Table of Contents
The Mature Category to Enjoy Incremental Growth
This research service provides an overview of the North American ride control components aftermarket. It includes unit shipment and revenue forecasts, percent of revenue by product type, pricing analysis, distribution channel analysis, and market share analysis. The base year is 2013, the historical data is presented for 2009 through 2012, and the forecast period is 2014 through 2020. In the forecast period, the research service examines unit shipments, pricings, and revenues. Additionally, two segments are looked at specifically. These are the standard replacement ride control aftermarket and the performance ride control aftermarket.

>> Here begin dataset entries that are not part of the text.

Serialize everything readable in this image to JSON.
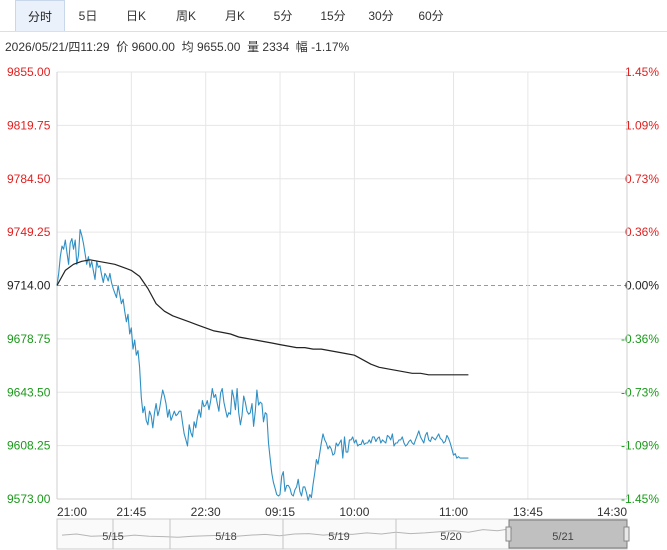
{
  "tabs": [
    "分时",
    "5日",
    "日K",
    "周K",
    "月K",
    "5分",
    "15分",
    "30分",
    "60分"
  ],
  "active_tab": 0,
  "info": {
    "datetime": "2026/05/21/四11:29",
    "price_label": "价",
    "price": "9600.00",
    "avg_label": "均",
    "avg": "9655.00",
    "vol_label": "量",
    "vol": "2334",
    "chg_label": "幅",
    "chg": "-1.17%"
  },
  "colors": {
    "up": "#e02020",
    "down": "#1a9a1a",
    "neutral": "#222222",
    "price_line": "#2f8fc4",
    "avg_line": "#222222",
    "grid": "#e6e6e6"
  },
  "navigator": {
    "labels": [
      "5/15",
      "5/18",
      "5/19",
      "5/20",
      "5/21"
    ]
  },
  "chart_data": {
    "type": "line",
    "prev_close": 9714.0,
    "ylim": [
      9573.0,
      9855.0
    ],
    "y_ticks_left": [
      "9855.00",
      "9819.75",
      "9784.50",
      "9749.25",
      "9714.00",
      "9678.75",
      "9643.50",
      "9608.25",
      "9573.00"
    ],
    "y_ticks_right": [
      "1.45%",
      "1.09%",
      "0.73%",
      "0.36%",
      "0.00%",
      "-0.36%",
      "-0.73%",
      "-1.09%",
      "-1.45%"
    ],
    "x_ticks": [
      "21:00",
      "21:45",
      "22:30",
      "09:15",
      "10:00",
      "11:00",
      "13:45",
      "14:30"
    ],
    "x_total_minutes": 345,
    "x_tick_minutes": [
      0,
      45,
      90,
      135,
      180,
      240,
      285,
      345
    ],
    "series": [
      {
        "key": "price",
        "minutes": [
          0,
          1,
          2,
          3,
          4,
          5,
          6,
          7,
          8,
          9,
          10,
          11,
          12,
          13,
          14,
          15,
          16,
          17,
          18,
          19,
          20,
          21,
          22,
          23,
          24,
          25,
          26,
          27,
          28,
          29,
          30,
          31,
          32,
          33,
          34,
          35,
          36,
          37,
          38,
          39,
          40,
          41,
          42,
          43,
          44,
          45,
          46,
          47,
          48,
          49,
          50,
          51,
          52,
          53,
          54,
          55,
          56,
          57,
          58,
          59,
          60,
          61,
          62,
          63,
          64,
          65,
          66,
          67,
          68,
          69,
          70,
          71,
          72,
          73,
          74,
          75,
          76,
          77,
          78,
          79,
          80,
          81,
          82,
          83,
          84,
          85,
          86,
          87,
          88,
          89,
          90,
          91,
          92,
          93,
          94,
          95,
          96,
          97,
          98,
          99,
          100,
          101,
          102,
          103,
          104,
          105,
          106,
          107,
          108,
          109,
          110,
          111,
          112,
          113,
          114,
          115,
          116,
          117,
          118,
          119,
          120,
          121,
          122,
          123,
          124,
          125,
          126,
          127,
          128,
          129,
          130,
          131,
          132,
          133,
          134,
          135,
          136,
          137,
          138,
          139,
          140,
          141,
          142,
          143,
          144,
          145,
          146,
          147,
          148,
          149,
          150,
          151,
          152,
          153,
          154,
          155,
          156,
          157,
          158,
          159,
          160,
          161,
          162,
          163,
          164,
          165,
          166,
          167,
          168,
          169,
          170,
          171,
          172,
          173,
          174,
          175,
          176,
          177,
          178,
          179,
          180,
          181,
          182,
          183,
          184,
          185,
          186,
          187,
          188,
          189,
          190,
          191,
          192,
          193,
          194,
          195,
          196,
          197,
          198,
          199,
          200,
          201,
          202,
          203,
          204,
          205,
          206,
          207,
          208,
          209,
          210,
          211,
          212,
          213,
          214,
          215,
          216,
          217,
          218,
          219,
          220,
          221,
          222,
          223,
          224,
          225,
          226,
          227,
          228,
          229,
          230,
          231,
          232,
          233,
          234,
          235,
          236,
          237,
          238,
          239,
          240,
          241,
          242,
          243,
          244,
          245,
          246,
          247,
          248,
          249
        ],
        "values": [
          9714,
          9722,
          9733,
          9740,
          9738,
          9744,
          9736,
          9728,
          9742,
          9745,
          9738,
          9744,
          9728,
          9734,
          9751,
          9747,
          9742,
          9735,
          9728,
          9733,
          9726,
          9730,
          9724,
          9718,
          9730,
          9726,
          9727,
          9721,
          9716,
          9722,
          9720,
          9717,
          9722,
          9716,
          9712,
          9709,
          9706,
          9714,
          9708,
          9702,
          9705,
          9697,
          9690,
          9695,
          9682,
          9686,
          9672,
          9678,
          9668,
          9671,
          9660,
          9640,
          9630,
          9634,
          9625,
          9622,
          9631,
          9628,
          9620,
          9630,
          9636,
          9628,
          9632,
          9639,
          9645,
          9641,
          9636,
          9627,
          9632,
          9625,
          9628,
          9631,
          9628,
          9629,
          9631,
          9631,
          9623,
          9616,
          9612,
          9608,
          9622,
          9617,
          9614,
          9624,
          9620,
          9627,
          9632,
          9627,
          9638,
          9634,
          9635,
          9638,
          9632,
          9638,
          9646,
          9640,
          9642,
          9636,
          9631,
          9643,
          9646,
          9637,
          9632,
          9627,
          9630,
          9629,
          9645,
          9640,
          9632,
          9646,
          9630,
          9622,
          9628,
          9641,
          9637,
          9631,
          9629,
          9630,
          9636,
          9621,
          9631,
          9645,
          9635,
          9637,
          9636,
          9624,
          9630,
          9629,
          9610,
          9600,
          9590,
          9584,
          9580,
          9576,
          9575,
          9576,
          9588,
          9591,
          9578,
          9582,
          9582,
          9580,
          9576,
          9575,
          9579,
          9581,
          9586,
          9578,
          9575,
          9581,
          9581,
          9577,
          9572,
          9576,
          9574,
          9583,
          9590,
          9599,
          9596,
          9603,
          9610,
          9616,
          9612,
          9610,
          9606,
          9608,
          9606,
          9602,
          9603,
          9610,
          9608,
          9610,
          9612,
          9600,
          9614,
          9604,
          9604,
          9612,
          9612,
          9614,
          9610,
          9612,
          9608,
          9609,
          9609,
          9612,
          9609,
          9610,
          9610,
          9612,
          9610,
          9614,
          9614,
          9611,
          9613,
          9614,
          9610,
          9612,
          9611,
          9610,
          9615,
          9614,
          9612,
          9616,
          9608,
          9610,
          9610,
          9612,
          9612,
          9614,
          9610,
          9608,
          9609,
          9611,
          9612,
          9610,
          9609,
          9612,
          9615,
          9618,
          9614,
          9612,
          9610,
          9615,
          9617,
          9612,
          9611,
          9614,
          9613,
          9612,
          9614,
          9616,
          9613,
          9612,
          9610,
          9611,
          9615,
          9613,
          9610,
          9606,
          9602,
          9603,
          9600,
          9601,
          9600,
          9600,
          9600,
          9600,
          9600,
          9600,
          9600
        ]
      },
      {
        "key": "average",
        "minutes": [
          0,
          5,
          10,
          15,
          20,
          25,
          30,
          35,
          40,
          45,
          50,
          55,
          60,
          65,
          70,
          75,
          80,
          85,
          90,
          95,
          100,
          105,
          110,
          115,
          120,
          125,
          130,
          135,
          140,
          145,
          150,
          155,
          160,
          165,
          170,
          175,
          180,
          185,
          190,
          195,
          200,
          205,
          210,
          215,
          220,
          225,
          230,
          235,
          240,
          245,
          249
        ],
        "values": [
          9714,
          9724,
          9728,
          9730,
          9731,
          9730,
          9729,
          9728,
          9726,
          9724,
          9720,
          9712,
          9702,
          9697,
          9694,
          9692,
          9690,
          9688,
          9686,
          9684,
          9683,
          9682,
          9680,
          9679,
          9678,
          9677,
          9676,
          9675,
          9674,
          9673,
          9673,
          9672,
          9672,
          9671,
          9670,
          9669,
          9668,
          9665,
          9662,
          9660,
          9659,
          9658,
          9657,
          9656,
          9656,
          9655,
          9655,
          9655,
          9655,
          9655,
          9655
        ]
      }
    ],
    "grid": true
  }
}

-A shock absorber is essentially an oil pump located between the frame and the wheels of the car. The upper mount of the shock is connected to the frame, while the lower mount is attached to the axle, adjacent to the wheel.
-Shock absorbers help in slowing down and reducing the extent of the vehicle’s vibratory motions by converting the kinetic energy of suspension movement into heat energy which is dissipated through hydraulic fluid.
-Light trucks are equipped with four shock absorbers—two on the front suspension and two in the rear suspension. Passenger cars are equipped with shock absorbers only on the rear suspension.
-Shock absorbers are sold individually. One unit equals one shock absorber.
-A strut is fundamentally a shock absorber mounted inside a coil spring. Their function is similar to that of a shock absorber as they control and diminish the motion of a vehicle’s suspension while providing structural support to the suspension at the same time.
-Passenger cars are equipped with struts on the front suspension. Pre-assembled struts—which include the coil spring, bearing plate, upper and lower spring isolators, upper spring seat and strut boot—are included in this category.
-Struts are sold individually. One unit equals one strut.
-Coil springs are composed of alloy steel and primary function is includes absorbing the motion of the wheels by compressing and expanding. Worn or sagging coil springs can cause premature tire wear due to vehicle misalignment.
-They are made of alloy steel and located over the upper mount of the shock absorber or strut connecting to the frame of the vehicle.
-Some truck suspensions feature a leaf spring—which comprises of multiple layers of metal bound in a single unit—in place a coil spring. Leaf springs are not considered in this analysis.
-Coil springs are typically sold in pairs. However, one unit equals one coil spring for the purposes of this analysis.
-The strut mount helps as the mounting point for the top of a vehicle’s strut assemblies to connect to the vehicle’s chassis. Ideally, it should be replaced along with a new strut assembly, but usually they are not sold together.
-Vehicles having four-wheel-independent suspension are equipped with four strut mounts. Two each in the front and in the rear. Vehicles with independent front suspension are only equipped with two strut mounts.
-Strut mounts are sold individually. One unit equals one strut mount.
Performance Ride Control
-Performance ride control components include shock absorbers, struts, coil springs and lifting products that enhance the vehicle’s ability to absorb body motion and weight transfer. They are upgrades or additions/modifications to standard ride control components.
-Performance ride control components are often installed by vehicle modification enthusiasts for use in off-road environments.
-Lifting products includes suspension lift kits, leveling kits, lowering kits, and body lifts.
-This study covers most types of ride control products and their variations provided through the automotive aftermarket industry by identified participants.
-One unit equals one shock absorber, strut, coil spring, strut mount, or lifting product.
-Prices are presented at the manufacturer or direct-import level, where the product enters one of the main distribution channels and expressed in US dollars.
-Prices are presented at the manufacturer or direct-import level, where the product enters one of the main distribution channels, and expressed in US dollars.
-The compound annual growth rate (CAGR) is measured from the base year (2013) to the end of forecast period (2020).